I hadn’t beforehand learn something by Nnedi Okorafor once I picked up Dying of the Creator, however after just a few pages in, I discovered myself making a psychological be aware so as to add all the things else she’s ever written to my To Learn pile. Okorafor coined the time period “Africanfuturism,” describing a subcategory of science fiction that is “extra immediately rooted in African tradition, historical past, mythology and point-of-view” than the extra “America-centric” Afrofuturism.
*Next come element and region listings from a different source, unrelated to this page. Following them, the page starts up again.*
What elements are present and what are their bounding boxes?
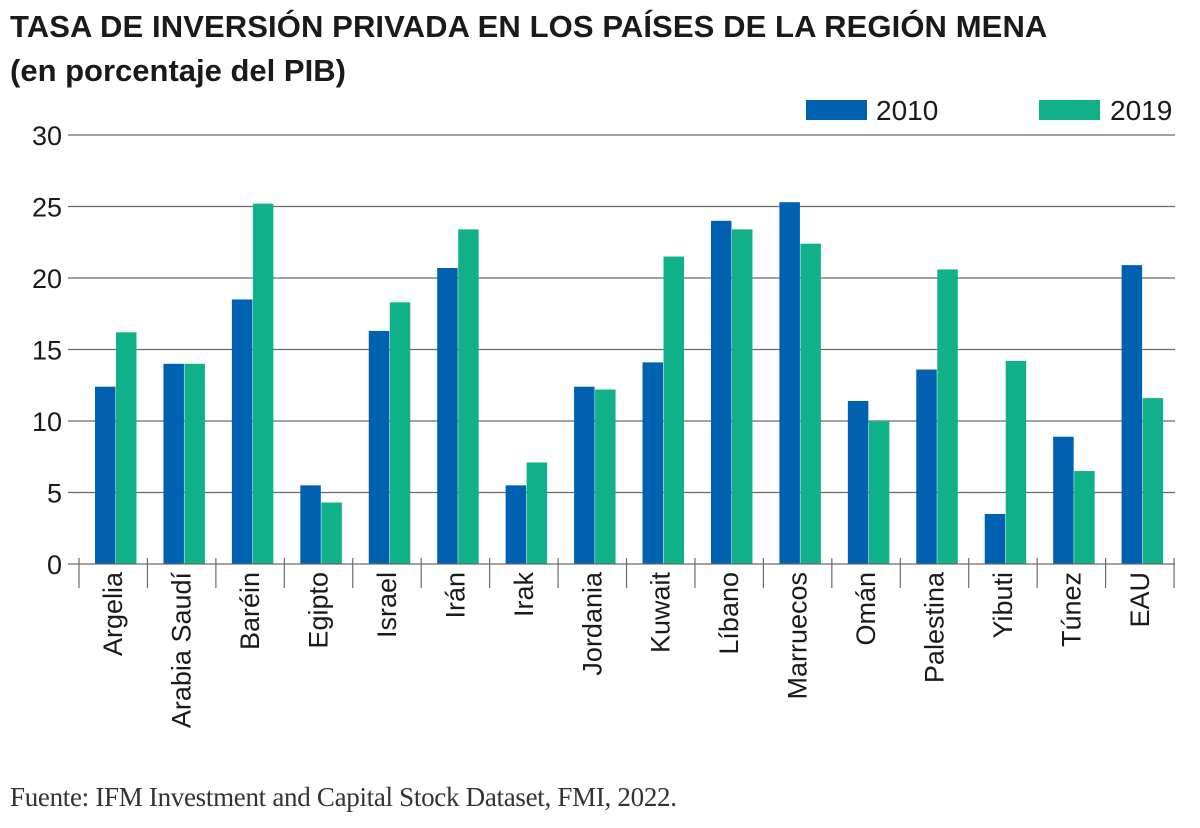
- bars: [95, 202, 1164, 565]
- bar-2010-baréin: [231, 299, 253, 564]
- x-tick-label: Israel: [372, 572, 402, 638]
- bar-2019-kuwait: [663, 256, 685, 564]
- x-tick-label: Irán: [440, 572, 470, 619]
- y-tick-label: 10: [32, 407, 62, 437]
- x-tick-label: Irak: [509, 572, 539, 618]
- bar-2010-eau: [1121, 265, 1143, 564]
- y-tick-label: 5: [47, 479, 62, 509]
- bar-2010-jordania: [574, 386, 595, 564]
- bar-2019-argelia: [116, 332, 137, 564]
- bar-2019-irán: [458, 229, 479, 564]
- bar-2010-irán: [437, 267, 458, 564]
- x-tick-label: Arabia Saudí: [167, 572, 197, 729]
- x-axis-labels: Argelia Arabia Saudí Baréin Egipto Israel Irá…: [98, 571, 1155, 728]
- bar-2010-yibuti: [984, 513, 1006, 564]
- bar-2010-irak: [505, 485, 527, 564]
- bar-2010-egipto: [300, 485, 321, 564]
- chart-title: TASA DE INVERSIÓN PRIVADA EN LOS PAÍSES …: [10, 9, 1048, 44]
- x-tick-label: Líbano: [714, 572, 744, 655]
- y-tick-label: 25: [32, 193, 62, 223]
- legend-label-2010: 2010: [876, 95, 938, 126]
- x-tick-label: Marruecos: [783, 572, 813, 700]
- y-axis-ticks: 0 5 10 15 20 25 30: [32, 121, 62, 580]
- x-tick-label: Egipto: [304, 572, 334, 649]
- x-tick-label: Argelia: [98, 571, 128, 656]
- x-tick-label: Palestina: [920, 571, 950, 683]
- x-tick-label: Jordania: [577, 571, 607, 676]
- bar-2019-eau: [1142, 398, 1164, 564]
- bar-2010-argelia: [95, 386, 116, 564]
- x-tick-label: Baréin: [235, 572, 265, 650]
- legend-label-2019: 2019: [1110, 95, 1172, 126]
- x-axis: [68, 558, 1175, 588]
- bar-2010-palestina: [916, 369, 937, 564]
- bar-2010-israel: [368, 330, 390, 564]
- legend-swatch-2010: [806, 100, 867, 120]
- bar-2019-omán: [868, 421, 890, 564]
- bar-2019-jordania: [595, 389, 616, 564]
- x-tick-label: Túnez: [1056, 572, 1086, 647]
- bar-2010-arabia-saudí: [163, 363, 184, 564]
- bar-2019-líbano: [731, 229, 753, 564]
- bar-2019-marruecos: [800, 243, 821, 564]
- bar-2019-arabia-saudí: [184, 363, 205, 564]
- bar-2019-baréin: [252, 203, 274, 564]
- bar-2019-palestina: [937, 269, 958, 564]
- source-note: Fuente: IFM Investment and Capital Stock…: [10, 782, 677, 812]
- bar-2019-egipto: [321, 502, 342, 564]
- x-tick-label: EAU: [1125, 572, 1155, 628]
- bar-2019-yibuti: [1005, 360, 1027, 564]
- x-tick-label: Yibuti: [988, 572, 1018, 639]
- y-tick-label: 0: [47, 550, 62, 580]
- bar-2019-irak: [526, 462, 548, 564]
- bar-2010-kuwait: [642, 362, 664, 564]
- bar-2019-israel: [389, 302, 411, 564]
- legend-swatch-2019: [1039, 100, 1100, 120]
- bar-2010-omán: [847, 400, 869, 564]
- bar-chart: 0 5 10 15 20 25 30 Argelia Arabia Saudí Baréin Eg…: [32, 95, 1175, 728]
- x-tick-label: Kuwait: [646, 572, 676, 654]
- bar-2010-líbano: [710, 220, 732, 565]
- bar-2010-marruecos: [779, 202, 800, 564]
- bar-2010-túnez: [1053, 436, 1074, 564]
- y-tick-label: 30: [32, 121, 62, 151]
- bar-2019-túnez: [1074, 471, 1095, 564]
- gridlines: [68, 134, 1175, 494]
- chart-subtitle: (en porcentaje del PIB): [10, 53, 346, 88]
- x-tick-label: Omán: [851, 572, 881, 646]
- y-tick-label: 15: [32, 336, 62, 366]
- legend: 2010 2019: [806, 95, 1172, 126]
- y-tick-label: 20: [32, 264, 62, 294]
Dying of the Creator is sort of like two books in a single, following Nigerian American most important character Zelu’s meteoric rise to fame because the creator of an sudden hit novel, Rusted Robots, and bringing us into mentioned novel, set in a humanless future society inhabited by robots and AI.
Zelu, a disabled mid-30s author with a big prolonged household, goes by means of a tough patch when the guide begins, and has to battle to be taken significantly by the folks round her when she turns into profitable in a single day. She faces fixed pushback as she tries new issues, like self-driving automobiles and an exoskeleton mobility assist. The household dynamics and the world she lives in — on the cusp of main change pushed by technological developments — felt very actual, and I turned way more invested of their drama than what was taking part in out in Rusted Robots. But it surely’s all in there for a cause, and the 2 narratives weave collectively nicely to create an immersive and thought-provoking story.